The Cycle of Learning
The first logical step in your wine knowledge journey is most probably tasting a glass of wine that blows you away. Enough so that you wish to savour every sip and learn more about it. You might take a photo of the bottle, add a note on an app or save the cork, all in an effort to remember to buy it again.
This first a-ha-moment-for-wine needs to jolt you into changing how you drink wine. As soon as you realise that you want to know more about wine, you need to be more conscious of what you drink and how. Your ultimate goal in this journey is to improve how you buy and consume wine. Now, the next time you pour a glass of wine:
- Look at the wine
- Smell the wine
- Taste the wine
- Start making notes about the wine - remember to add the vintage (year), producer and grape varietal
I wrote an earlier article explaining the steps to tasting wine - you can read this here.
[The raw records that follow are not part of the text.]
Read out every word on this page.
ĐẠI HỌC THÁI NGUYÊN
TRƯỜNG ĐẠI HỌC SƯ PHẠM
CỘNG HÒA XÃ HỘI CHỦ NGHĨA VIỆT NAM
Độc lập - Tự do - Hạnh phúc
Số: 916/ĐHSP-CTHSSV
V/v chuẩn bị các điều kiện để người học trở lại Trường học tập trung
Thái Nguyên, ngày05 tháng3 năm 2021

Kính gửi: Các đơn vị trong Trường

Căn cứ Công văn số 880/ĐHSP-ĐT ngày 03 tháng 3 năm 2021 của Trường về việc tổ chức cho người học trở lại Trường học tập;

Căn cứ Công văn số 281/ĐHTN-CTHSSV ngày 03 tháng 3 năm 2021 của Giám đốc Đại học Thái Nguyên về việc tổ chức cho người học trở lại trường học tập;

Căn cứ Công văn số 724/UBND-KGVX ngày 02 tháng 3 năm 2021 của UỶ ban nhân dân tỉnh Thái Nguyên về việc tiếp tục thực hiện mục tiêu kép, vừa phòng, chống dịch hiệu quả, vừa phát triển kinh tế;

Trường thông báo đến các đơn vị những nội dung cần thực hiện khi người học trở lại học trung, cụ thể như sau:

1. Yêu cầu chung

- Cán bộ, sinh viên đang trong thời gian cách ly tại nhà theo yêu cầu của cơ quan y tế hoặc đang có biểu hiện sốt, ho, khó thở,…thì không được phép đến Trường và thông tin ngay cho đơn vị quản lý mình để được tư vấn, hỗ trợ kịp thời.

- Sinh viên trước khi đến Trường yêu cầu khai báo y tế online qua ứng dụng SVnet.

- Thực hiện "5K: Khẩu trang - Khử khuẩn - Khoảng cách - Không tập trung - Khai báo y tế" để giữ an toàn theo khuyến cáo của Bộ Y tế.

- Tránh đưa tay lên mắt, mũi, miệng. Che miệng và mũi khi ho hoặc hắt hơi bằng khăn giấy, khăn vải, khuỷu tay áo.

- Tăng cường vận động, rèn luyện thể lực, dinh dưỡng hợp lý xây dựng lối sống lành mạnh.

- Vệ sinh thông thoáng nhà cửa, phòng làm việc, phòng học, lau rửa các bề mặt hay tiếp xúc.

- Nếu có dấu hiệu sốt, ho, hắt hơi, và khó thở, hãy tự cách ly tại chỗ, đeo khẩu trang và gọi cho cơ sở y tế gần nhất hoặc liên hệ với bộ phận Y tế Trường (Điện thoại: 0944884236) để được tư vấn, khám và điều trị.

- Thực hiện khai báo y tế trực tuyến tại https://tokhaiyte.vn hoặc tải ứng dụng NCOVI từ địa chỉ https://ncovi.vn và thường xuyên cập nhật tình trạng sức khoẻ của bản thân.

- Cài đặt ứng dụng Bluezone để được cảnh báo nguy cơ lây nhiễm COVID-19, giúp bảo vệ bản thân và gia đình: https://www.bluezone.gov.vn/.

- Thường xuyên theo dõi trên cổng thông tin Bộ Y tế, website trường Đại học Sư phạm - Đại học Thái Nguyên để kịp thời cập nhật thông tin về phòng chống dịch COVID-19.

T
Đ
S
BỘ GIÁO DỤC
This step can mean enrolling in an online or in-person course, signing up for newsletters and blogs (such as this one), and browsing the web for articles and books on wine.
There are a number of free online courses available, one of which is the Wines of South Africa Online Wine Course, which is a very nice introductory course. Alternatively you could also enrol in some of the Cape Wine Academy's courses that are suited to different levels.
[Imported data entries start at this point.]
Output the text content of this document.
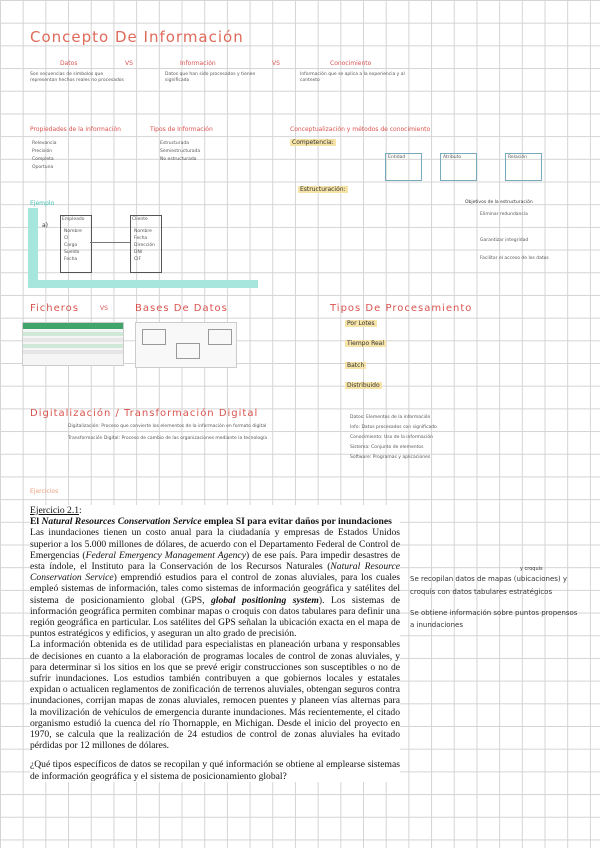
Concepto De Información
Datos	VS	Información	VS	Conocimiento
Son secuencias de símbolos que representan hechos reales no procesados
Datos que han sido procesados y tienen significado
Información que se aplica a la experiencia y al contexto
Propiedades de la información
Relevancia
Precisión
Completa
Oportuna
Tipos de Información
Estructurada
Semiestructurada
No estructurada
Conceptualización y métodos de conocimiento
Competencia:
Entidad	Atributo	Relación
Estructuración:
Objetivos de la estructuración
Eliminar redundancia
Garantizar integridad
Facilitar el acceso de los datos
Ejemplo
a)
Empleado
Nombre
CI
Cargo
Sueldo
Fecha
Cliente
Nombre
Fecha
Dirección
DNI
CIF
Ficheros	VS	Bases De Datos	Tipos De Procesamiento
Por Lotes
Tiempo Real
Batch
Distribuido
Digitalización / Transformación Digital
Digitalización: Proceso que convierte los elementos de la información en formato digital
Transformación Digital: Proceso de cambio de las organizaciones mediante la tecnología
Datos: Elementos de la información
Info: Datos procesados con significado
Conocimiento: Uso de la información
Sistema: Conjunto de elementos
Software: Programas y aplicaciones
Ejercicios

Ejercicio 2.1:

El Natural Resources Conservation Service emplea SI para evitar daños por inundaciones

Las inundaciones tienen un costo anual para la ciudadanía y empresas de Estados Unidos superior a los 5.000 millones de dólares, de acuerdo con el Departamento Federal de Control de Emergencias (Federal Emergency Management Agency) de ese país. Para impedir desastres de esta índole, el Instituto para la Conservación de los Recursos Naturales (Natural Resource Conservation Service) emprendió estudios para el control de zonas aluviales, para los cuales empleó sistemas de información, tales como sistemas de información geográfica y satélites del sistema de posicionamiento global (GPS, global positioning system). Los sistemas de información geográfica permiten combinar mapas o croquis con datos tabulares para definir una región geográfica en particular. Los satélites del GPS señalan la ubicación exacta en el mapa de puntos estratégicos y edificios, y aseguran un alto grado de precisión.

La información obtenida es de utilidad para especialistas en planeación urbana y responsables de decisiones en cuanto a la elaboración de programas locales de control de zonas aluviales, y para determinar si los sitios en los que se prevé erigir construcciones son susceptibles o no de sufrir inundaciones. Los estudios también contribuyen a que gobiernos locales y estatales expidan o actualicen reglamentos de zonificación de terrenos aluviales, obtengan seguros contra inundaciones, corrijan mapas de zonas aluviales, remocen puentes y planeen vías alternas para la movilización de vehículos de emergencia durante inundaciones. Más recientemente, el citado organismo estudió la cuenca del río Thornapple, en Michigan. Desde el inicio del proyecto en 1970, se calcula que la realización de 24 estudios de control de zonas aluviales ha evitado pérdidas por 12 millones de dólares.

¿Qué tipos específicos de datos se recopilan y qué información se obtiene al emplearse sistemas de información geográfica y el sistema de posicionamiento global?

y croquis
Se recopilan datos de mapas (ubicaciones) y
croquis con datos tabulares estratégicos
Se obtiene información sobre puntos propensos
a inundaciones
However, if you want to learn recreationally, just start with these three easy steps:
- The basics
- The nine styles of wine
- Essential wine etiquette
Start by learning of the words that are most often used to describe wine, and try to use these terms when you taste wine. (I've written down a short list of the terms that I find useful here.)
There are four basic characteristics that you should try to identify in your glass and make notes of when you taste a wine.
The level of tannin, found more prominently in red wine, refers to the feeling of your lip sticking to your teeth after taking a sip of wine. The more grippy your mouth feels, the higher the level of tannin in the wine.
Secondly, focus on the level of acidity in the wine. How long does it take for your mouth to produce saliva after you have taken a sip? A higher level of acidity produces more saliva.
Thirdly, is the wine sweet or dry? Most wines that are generally consumed are dry and you will not necessarily find a sweet wine unless it is a dessert or fortified wine.
Lastly, how much alcohol is in the wine? Wines with higher levels of alcohol tend to feel heavier (fuller-bodied) in your mouth - although this is not the only element that contributes to a wine's body. If the alcohol volume is too high, the wine could actually cause a burning sensation in your mouth.
Nine styles of wine
The next step in your information gathering phase would be to try and taste wines from each of the 9 primary style of wine that is made in the world. These styles are:
- Sparkling Wine
- Light-Bodied White Wine
- Full-Bodied White Wine
- Aromatic (sweet) White Wine
- Rosé Wine
- Light-Bodied Red Wine
- Medium-Bodied Red Wine
- Full-Bodied Red Wine
- Dessert Wine
Feel free to send me an email or write a comment below if you would like me to send a couple of suggestions.
Essential wine etiquette
This is where some of the snobbery comes into play.
Please use a wine glass when you are drinking wine, do not fill the glass all the way to the top (unless it's been an exceptionally long and hard week/month/year).
Learn to open a bottle with a cork and pour with a little flourish. 😜
No, in all seriousness. Just stick to the guidelines for tasting wine. Do not overfill your glass, as this could hinder the flavours and aromas that the winemaker intended you to experience in your wine and try to store your wine in the correct manner. Apart from that, just enjoy it!
The final step that I will discuss today is 'discover'. Go to a wine shop and buy something that you have never seen or tasted before. Ask the assistant to suggest something for you and take a chance on something new. You could even try an international wine or simply a lesser-known varietal.